Kozak disagreed with the lawmaker’s timeline, stating that crypto’s legalization in Ukraine could take until next year. According to the report, the expert is optimistic that the long-awaited bill will pass all the readings in the Verkhovna Rada and be signed by the end of this year.

Under this timeline, crypto would be legalized, and income from digital assets could be taxed starting in 2026.

Lawmakers Debate Crypto Taxation

The expert affirmed that the final tax rate is key, as Ukrainian investors and businesses using crypto “are not against replenishing the state budget.” According to Kozak, Ukrainians are willing to pay around a 5% tax on their crypto income, but the taxation cannot be delayed anymore.

Ukrainian President Volodymyr Zelensky signed the “On Virtual Assets” law in March 2022, setting the legal framework for regulating the country’s digital asset market.
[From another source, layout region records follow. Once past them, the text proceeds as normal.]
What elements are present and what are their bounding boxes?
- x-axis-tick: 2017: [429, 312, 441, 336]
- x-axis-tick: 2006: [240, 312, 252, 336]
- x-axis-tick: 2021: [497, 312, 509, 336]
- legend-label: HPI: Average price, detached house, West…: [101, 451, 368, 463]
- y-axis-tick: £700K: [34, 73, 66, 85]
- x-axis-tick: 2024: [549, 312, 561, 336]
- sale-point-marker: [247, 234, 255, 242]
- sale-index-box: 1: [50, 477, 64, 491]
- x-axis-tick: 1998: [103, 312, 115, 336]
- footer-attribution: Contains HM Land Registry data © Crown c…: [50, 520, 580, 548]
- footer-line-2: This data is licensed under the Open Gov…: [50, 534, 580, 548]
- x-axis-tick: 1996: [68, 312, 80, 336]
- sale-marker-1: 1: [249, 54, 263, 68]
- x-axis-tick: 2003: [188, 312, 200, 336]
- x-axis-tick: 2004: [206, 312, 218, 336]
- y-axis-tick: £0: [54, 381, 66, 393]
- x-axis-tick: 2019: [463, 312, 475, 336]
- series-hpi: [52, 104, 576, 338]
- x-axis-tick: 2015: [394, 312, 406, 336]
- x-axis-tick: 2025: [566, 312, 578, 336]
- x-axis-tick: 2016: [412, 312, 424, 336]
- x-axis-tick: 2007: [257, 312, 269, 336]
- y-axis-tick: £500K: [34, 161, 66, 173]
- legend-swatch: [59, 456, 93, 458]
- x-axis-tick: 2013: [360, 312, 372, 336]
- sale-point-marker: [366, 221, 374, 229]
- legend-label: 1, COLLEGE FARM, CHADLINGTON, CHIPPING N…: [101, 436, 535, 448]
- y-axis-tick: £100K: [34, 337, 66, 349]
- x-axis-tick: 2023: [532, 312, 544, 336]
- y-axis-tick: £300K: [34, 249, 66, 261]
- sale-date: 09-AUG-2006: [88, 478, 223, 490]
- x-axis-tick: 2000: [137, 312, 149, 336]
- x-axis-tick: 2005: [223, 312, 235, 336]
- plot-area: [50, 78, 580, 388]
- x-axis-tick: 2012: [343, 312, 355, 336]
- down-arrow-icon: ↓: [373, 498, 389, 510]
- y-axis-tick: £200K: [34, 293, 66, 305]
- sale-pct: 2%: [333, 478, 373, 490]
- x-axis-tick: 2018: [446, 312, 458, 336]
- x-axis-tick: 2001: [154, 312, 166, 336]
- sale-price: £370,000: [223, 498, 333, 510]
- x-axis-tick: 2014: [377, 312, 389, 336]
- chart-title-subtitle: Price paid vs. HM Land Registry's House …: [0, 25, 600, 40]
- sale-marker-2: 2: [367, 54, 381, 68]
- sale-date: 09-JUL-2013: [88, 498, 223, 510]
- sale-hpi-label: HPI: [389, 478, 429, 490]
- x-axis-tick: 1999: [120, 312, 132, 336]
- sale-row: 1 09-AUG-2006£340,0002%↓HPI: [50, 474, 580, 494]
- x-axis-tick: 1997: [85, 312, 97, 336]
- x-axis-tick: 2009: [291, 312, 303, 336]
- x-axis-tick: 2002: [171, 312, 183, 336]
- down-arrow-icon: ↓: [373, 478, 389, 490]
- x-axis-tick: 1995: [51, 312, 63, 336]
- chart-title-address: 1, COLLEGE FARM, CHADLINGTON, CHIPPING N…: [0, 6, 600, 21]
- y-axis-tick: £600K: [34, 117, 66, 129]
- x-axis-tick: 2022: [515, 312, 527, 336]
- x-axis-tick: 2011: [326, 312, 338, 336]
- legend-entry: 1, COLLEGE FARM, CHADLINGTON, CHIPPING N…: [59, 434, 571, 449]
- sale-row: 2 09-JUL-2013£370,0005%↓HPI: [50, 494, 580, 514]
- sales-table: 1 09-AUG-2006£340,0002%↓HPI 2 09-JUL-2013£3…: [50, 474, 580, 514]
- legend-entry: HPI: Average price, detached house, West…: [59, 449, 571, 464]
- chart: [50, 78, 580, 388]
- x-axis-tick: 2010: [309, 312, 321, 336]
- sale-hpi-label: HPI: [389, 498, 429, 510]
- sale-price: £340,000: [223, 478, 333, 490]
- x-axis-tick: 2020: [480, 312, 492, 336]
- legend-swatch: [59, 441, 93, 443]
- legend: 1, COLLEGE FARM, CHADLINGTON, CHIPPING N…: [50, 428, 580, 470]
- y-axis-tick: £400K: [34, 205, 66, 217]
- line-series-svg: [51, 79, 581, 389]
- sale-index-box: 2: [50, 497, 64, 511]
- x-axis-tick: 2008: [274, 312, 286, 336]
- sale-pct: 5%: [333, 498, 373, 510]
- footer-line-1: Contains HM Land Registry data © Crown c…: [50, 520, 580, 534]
However, the law has not been implemented as it awaits amendments to the Ukrainian Tax Code.

This resulted in the loss of millions in potential tax revenue, as the absence of regulations meant that exchanges had no legal obligations to pay taxes to the Ukrainian authorities for the revenue obtained from crypto assets.

Kozak suggested implementing a small tax, “from 5% to 10%. All citizen income should be taxed because our state lives on this money, our army fights, we buy weapons, and we maintain security,” he stated.

The report affirms the government is considering a standard rate of 18% on personal income plus a 5% military levy. Additionally, investors who can’t prove their initial investments could face up to a 23% tax on their total holdings.

Hetmantsev previously explained that tax exemptions won’t be applied to digital assets as they are taking a “very cautious approach to using cryptocurrencies for tax exemptions” after consulting with the IMF and European experts.